Graves, Nagee. Personal interview. 7 Dec. 2015.

I did my very first interview with Nagee. We talked about the two tattoos that he has, what they mean to him, and his plans for future tattoos. For a first interview, talking to someone who I knew, but not very well was the perfect thing for me to do. We both felt comfortable talking to one another, but had a lot to learn about each other - mainly I learned about him, but that’s the point of my project.

Lady Lamb. Rooftop. Rec. 19 Feb. 2013. 2013. MP3.

This is a song I used for the introduction to my podcast that I put on my soundcloud. Music is very important component to any audio based production. I decided to use a song that I already knew well, and that I thought set the tone for my introduction, and for what I wanted people’s first impressions to be.

Macolino, Sarah. Personal interview. 19 Jan. 2019.

I think this is the best interview I did. I say this because the tattoos had very meaningful stories behind them. It was easy for me to ask questions and listen intently, because the content really made an affect on me personally. I look forward to editing what I have, I want to do the stories justice! The only thing else I can really say is, thank you to Sarah for being so open and honest with me about things that are not easy to talk about. I really appreciate it.

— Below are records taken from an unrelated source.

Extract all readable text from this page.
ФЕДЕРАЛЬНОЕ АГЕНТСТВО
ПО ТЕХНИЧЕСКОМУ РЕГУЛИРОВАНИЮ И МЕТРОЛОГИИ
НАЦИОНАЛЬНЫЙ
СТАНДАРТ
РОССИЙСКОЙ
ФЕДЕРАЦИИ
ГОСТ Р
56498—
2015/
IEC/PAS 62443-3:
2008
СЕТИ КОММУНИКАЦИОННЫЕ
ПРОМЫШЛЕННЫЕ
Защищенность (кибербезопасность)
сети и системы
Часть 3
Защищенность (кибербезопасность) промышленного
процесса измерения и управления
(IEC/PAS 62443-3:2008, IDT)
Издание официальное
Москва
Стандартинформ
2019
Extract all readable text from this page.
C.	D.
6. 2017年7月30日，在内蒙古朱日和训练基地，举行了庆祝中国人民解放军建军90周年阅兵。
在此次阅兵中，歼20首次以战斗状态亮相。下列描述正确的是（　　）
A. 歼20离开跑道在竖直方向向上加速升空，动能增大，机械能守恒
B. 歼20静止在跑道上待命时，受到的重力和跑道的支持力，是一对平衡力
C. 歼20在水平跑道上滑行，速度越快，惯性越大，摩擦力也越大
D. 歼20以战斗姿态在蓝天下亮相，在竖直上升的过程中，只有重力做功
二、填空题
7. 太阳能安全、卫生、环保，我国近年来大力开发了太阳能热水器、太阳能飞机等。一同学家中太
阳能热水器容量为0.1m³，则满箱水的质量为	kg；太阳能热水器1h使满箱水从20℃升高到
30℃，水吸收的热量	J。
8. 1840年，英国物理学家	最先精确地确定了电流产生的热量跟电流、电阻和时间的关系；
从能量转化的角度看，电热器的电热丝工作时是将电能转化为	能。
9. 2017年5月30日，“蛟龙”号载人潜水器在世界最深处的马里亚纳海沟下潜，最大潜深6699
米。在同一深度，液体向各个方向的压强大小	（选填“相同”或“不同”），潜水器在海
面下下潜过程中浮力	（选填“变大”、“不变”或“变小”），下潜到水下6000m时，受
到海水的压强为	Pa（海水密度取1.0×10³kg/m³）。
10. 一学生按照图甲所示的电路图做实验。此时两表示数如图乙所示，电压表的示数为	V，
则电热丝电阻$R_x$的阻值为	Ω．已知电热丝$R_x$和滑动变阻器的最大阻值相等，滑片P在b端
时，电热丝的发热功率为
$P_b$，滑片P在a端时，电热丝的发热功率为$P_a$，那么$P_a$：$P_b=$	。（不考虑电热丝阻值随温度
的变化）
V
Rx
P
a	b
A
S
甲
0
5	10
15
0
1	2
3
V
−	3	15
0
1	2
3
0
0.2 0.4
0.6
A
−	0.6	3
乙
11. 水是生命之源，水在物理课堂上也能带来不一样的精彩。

Middleswarth, Jackie. Personal interview. 9 Dec. 2015.

Interviewing Jackie was more challenging than my first interview. That has nothing to do with her, and everything to do with me. I don’t think that I asked the “right” questions like I did with Nagee. He is a more outgoing person in general, so he was more willing to open up. But Jackie is less of a talker, so I had to work harder to get open answers. This was a good learning experience for me, to learn how to make people comfortable and open when they talk to me.

Paolini, Beth. Personal interview. 11 Feb. 2016.

I have known beth for all of my life. She is partly responsible for this project because I’ve wanted to ask her about her tattoos for all of my life too. Finally getting to interview her was really amazing and insightful. I am so glad she agreed to help me out, although not at all surprised.

Raul. Personal interview. 19 Jan. 2016.

I did not actually know that I was going to interview Raul when I did. (That’s why I don’t even know his last name.) But he was open and easy to talk to. We talked about his family, his mother and niece, and how amazing tattoos can be when they are well done. The importance of going to a professional to get a tattoo, because it really is an art. I appreciate a stranger opening up to me like this.

Spiegel, Alix, and Lulu Miller. "Invisabelia." Audio blog post. National Public Radio, 2015. Web. 3 Feb. 2016.

Invisabelia is another podcast  that I listen to to get inspiration for my own podcast. The topics that the program covers are pretty different from mine, so I mainly listened to look for examples of how the editing was done to make an impact on the audience, or rove home a point. Other than that, this is just a podcast that I like, and think is good, so it serves as inspiration for me.

"StoryCorps." Audio blog post. National Public Radio, 2015. Web. 2 Feb. 2016.

StoryCorps is a podcast that gives everyone a chance to tell their own stories. Because it only works if people tell their own stories, it is an inspiration for what I am doing. People telling their own experiences, in a way that will last, is a big part of the identity of my capstone. But the people’s stories have to be coherent and make sense. That is what I look at here when it comes to editing.I look for how the podcast is edited to best tell the story. In essence, my podcast is not about tattoos, it is about stories, so that is why StoryCorps is a podcast that I have studies as part of my research.